The crypto sub-sector saw a reasonable boom last year. And it’s only increasing.
Ethereum and the rise of NFTs
The non-fungible token (NFT) market grew by leaps and bounds in the past year, seeing a brief growth in mid-2020 and a sudden rise in September. And now, there are over 630,000 such wallets that have been involved in some way in the sub-sector.
Alex Atallah, the CEO of NFT platform OpenSea, said in a tweet this morning, “There are now over 630,000 distinct wallets that have created NFTs or semi-fungible tokens (ERC721 or ERC1155).”
He compared the numbers to the internet’s rise in the late-90s, stating that at the time, only 23 blogs were “live” on the web in 1999, while six years later, that number expanded to over 50 million.
There are now over 630,000 distinct wallets that have created NFTs or semi-fungible tokens (ERC721 or ERC1155)
To put this in perspective: the number of blogs on the web was 23 in 1999. Six years later, it was 50 million
— Alex Atallah (@xanderatallah) January 11, 2021
Non-fungible tokens are used to create verifiable digital scarcity, as well as digital ownership, and the possibility of asset interoperability across multiple platforms. They majorly find their applications in art, collectibles, and gaming, but can be used to prove the ownership of just about anything.
Gaming-related NFTs made their appearance after 2016, when Bitcoin-based trading cards, issued by projects like Age of Chains and Rare Pepes, made the rounds. Later on, the launch and popularity of Ethereum saw the NFT market grow further.
June 2017 saw the launch of the “punk” character trading platform CryptoPunk. Later that years in October, DADA.art was built from the CryptoPunks model and launched the first marketplace for rare digital art.

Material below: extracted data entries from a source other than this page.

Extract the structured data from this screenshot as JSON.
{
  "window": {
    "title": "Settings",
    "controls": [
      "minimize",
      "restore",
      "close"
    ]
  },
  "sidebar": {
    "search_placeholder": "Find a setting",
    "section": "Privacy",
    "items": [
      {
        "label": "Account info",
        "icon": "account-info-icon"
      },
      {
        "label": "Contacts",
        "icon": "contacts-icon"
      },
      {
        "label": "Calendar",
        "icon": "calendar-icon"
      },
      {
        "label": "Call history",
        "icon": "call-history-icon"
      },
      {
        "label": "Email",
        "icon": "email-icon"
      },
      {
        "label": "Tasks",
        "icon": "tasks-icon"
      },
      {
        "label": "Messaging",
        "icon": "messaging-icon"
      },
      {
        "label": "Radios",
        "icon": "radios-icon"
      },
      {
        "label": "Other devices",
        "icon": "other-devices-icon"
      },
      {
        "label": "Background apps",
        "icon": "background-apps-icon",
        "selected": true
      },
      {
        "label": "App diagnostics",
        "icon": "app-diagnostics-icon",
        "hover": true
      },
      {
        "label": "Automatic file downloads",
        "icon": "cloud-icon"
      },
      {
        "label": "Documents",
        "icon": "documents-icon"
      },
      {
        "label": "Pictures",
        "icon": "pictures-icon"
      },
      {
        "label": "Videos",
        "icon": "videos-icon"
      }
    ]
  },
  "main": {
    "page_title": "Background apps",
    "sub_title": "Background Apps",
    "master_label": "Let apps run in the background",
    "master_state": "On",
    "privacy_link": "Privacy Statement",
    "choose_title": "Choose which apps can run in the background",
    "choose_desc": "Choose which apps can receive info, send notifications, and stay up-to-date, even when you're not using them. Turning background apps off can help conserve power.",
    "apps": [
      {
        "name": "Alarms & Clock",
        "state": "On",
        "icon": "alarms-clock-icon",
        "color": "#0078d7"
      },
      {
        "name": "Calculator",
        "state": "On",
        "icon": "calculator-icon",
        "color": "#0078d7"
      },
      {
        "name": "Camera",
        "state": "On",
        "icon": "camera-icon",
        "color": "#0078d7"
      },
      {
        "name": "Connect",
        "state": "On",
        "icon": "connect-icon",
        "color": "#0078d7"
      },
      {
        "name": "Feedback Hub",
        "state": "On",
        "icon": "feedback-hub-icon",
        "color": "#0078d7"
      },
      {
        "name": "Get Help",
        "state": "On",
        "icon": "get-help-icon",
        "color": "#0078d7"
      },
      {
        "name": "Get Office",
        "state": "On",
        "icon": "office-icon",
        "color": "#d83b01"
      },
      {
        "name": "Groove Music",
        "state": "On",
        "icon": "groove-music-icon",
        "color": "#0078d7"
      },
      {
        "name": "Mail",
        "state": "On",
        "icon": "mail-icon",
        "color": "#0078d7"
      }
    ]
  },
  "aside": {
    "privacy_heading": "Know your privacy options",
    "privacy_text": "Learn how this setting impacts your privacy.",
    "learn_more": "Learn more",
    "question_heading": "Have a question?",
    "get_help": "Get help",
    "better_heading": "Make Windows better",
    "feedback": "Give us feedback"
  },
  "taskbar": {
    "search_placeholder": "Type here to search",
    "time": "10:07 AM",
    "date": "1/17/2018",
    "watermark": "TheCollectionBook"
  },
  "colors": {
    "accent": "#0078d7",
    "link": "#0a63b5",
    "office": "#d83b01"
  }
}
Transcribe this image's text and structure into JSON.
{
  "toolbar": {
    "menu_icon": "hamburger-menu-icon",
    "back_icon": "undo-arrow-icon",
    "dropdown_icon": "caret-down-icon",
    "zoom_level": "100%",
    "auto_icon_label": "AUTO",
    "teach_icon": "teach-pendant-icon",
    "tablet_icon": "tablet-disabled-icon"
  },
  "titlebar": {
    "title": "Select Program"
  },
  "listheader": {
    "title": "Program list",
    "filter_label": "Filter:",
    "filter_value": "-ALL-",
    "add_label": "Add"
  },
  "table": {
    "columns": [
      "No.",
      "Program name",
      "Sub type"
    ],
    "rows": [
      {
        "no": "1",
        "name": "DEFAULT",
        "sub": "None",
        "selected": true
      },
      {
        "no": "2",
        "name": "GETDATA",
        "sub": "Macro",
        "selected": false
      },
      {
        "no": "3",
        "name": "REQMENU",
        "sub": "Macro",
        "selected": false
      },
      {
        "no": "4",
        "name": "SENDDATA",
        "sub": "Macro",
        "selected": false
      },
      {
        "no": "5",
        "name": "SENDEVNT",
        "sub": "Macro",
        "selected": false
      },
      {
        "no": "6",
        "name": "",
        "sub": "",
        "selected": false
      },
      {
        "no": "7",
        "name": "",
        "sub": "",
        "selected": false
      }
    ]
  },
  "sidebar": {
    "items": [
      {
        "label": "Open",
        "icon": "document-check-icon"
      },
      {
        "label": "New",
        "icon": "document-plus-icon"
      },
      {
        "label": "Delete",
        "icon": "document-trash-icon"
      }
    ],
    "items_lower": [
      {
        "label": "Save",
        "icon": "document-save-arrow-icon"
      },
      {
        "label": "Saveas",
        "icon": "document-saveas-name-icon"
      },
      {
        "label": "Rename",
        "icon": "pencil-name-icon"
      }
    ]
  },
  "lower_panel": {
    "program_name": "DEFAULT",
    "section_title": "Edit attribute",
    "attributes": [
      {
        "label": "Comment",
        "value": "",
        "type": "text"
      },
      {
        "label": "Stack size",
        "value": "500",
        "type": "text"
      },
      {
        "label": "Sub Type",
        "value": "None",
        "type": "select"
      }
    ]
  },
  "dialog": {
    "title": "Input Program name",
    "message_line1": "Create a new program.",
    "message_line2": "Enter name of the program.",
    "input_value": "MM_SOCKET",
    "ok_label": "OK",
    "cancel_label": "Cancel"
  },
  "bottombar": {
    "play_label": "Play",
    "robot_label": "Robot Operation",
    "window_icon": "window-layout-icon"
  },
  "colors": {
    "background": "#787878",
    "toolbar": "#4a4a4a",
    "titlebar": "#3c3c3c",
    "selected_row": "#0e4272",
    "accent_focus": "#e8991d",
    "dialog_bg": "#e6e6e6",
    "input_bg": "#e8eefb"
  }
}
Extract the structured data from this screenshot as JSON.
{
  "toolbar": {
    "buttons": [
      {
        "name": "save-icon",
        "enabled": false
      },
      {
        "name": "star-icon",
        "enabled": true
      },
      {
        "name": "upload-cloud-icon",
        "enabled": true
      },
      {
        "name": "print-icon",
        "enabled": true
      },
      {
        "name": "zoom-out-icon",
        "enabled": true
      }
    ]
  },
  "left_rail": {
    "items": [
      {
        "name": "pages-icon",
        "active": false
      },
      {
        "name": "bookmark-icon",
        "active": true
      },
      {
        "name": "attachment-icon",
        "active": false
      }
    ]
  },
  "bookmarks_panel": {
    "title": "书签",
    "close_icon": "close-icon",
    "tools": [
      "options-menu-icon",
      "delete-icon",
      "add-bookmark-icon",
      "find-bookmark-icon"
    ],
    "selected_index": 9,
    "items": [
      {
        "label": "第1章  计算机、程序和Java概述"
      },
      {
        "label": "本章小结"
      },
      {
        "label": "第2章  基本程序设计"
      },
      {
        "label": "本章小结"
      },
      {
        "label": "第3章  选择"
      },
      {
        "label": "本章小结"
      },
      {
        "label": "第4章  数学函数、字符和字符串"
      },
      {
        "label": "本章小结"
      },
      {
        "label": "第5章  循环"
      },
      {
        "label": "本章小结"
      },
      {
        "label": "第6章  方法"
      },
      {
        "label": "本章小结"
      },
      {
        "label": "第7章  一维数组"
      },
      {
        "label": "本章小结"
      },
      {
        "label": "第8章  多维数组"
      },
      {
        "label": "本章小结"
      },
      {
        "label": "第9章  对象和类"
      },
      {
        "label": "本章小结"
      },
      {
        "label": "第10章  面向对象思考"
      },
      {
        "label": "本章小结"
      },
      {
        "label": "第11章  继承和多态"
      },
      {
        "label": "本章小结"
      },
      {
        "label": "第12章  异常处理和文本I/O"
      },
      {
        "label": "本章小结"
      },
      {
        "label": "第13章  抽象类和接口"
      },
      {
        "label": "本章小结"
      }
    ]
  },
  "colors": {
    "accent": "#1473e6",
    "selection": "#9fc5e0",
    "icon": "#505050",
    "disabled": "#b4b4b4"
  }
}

— CryptoPunks Bot (@cryptopunksbot) January 20, 2021
Most of the NFT market back then (and even now) focused on art. However, the launch of popular blockchain games like CryptoKitties, a cat-breeding and trading game, opened up the niche of in-game collectibles for blockchain games.
This was made possible as NFTs represented the ownership of in-game assets and were wholly controlled by the user instead of the game developer. This gave the holders true ownership of their in-game assets.
NFTs are based on Ethereum’s ERC-721 standard, which allows tokens to be issued in the same smart contract while remaining unique. This meant a single smart contract would containing tokens of varying value, each defined by their age, uniqueness, or rarity.
The niche has boomed so far. As CryptoSlate reported last December, Nifty Gateway, a leading NFT marketplace, oversaw the sale of an NFT to the tune of $777,777—an art collection created by digital artist “Beeple.”
— beeple (@beeple) December 13, 2020
Meanwhile, the relatively tiny NFT market continues to flourish. As per NFT tracker NonFungible, the past week saw over 15,000 NFTs sales that generated over $3.6 million in volume. Of that, the CryptoPunks platform saw the biggest revenue, overseeing $766,000 in trading volume.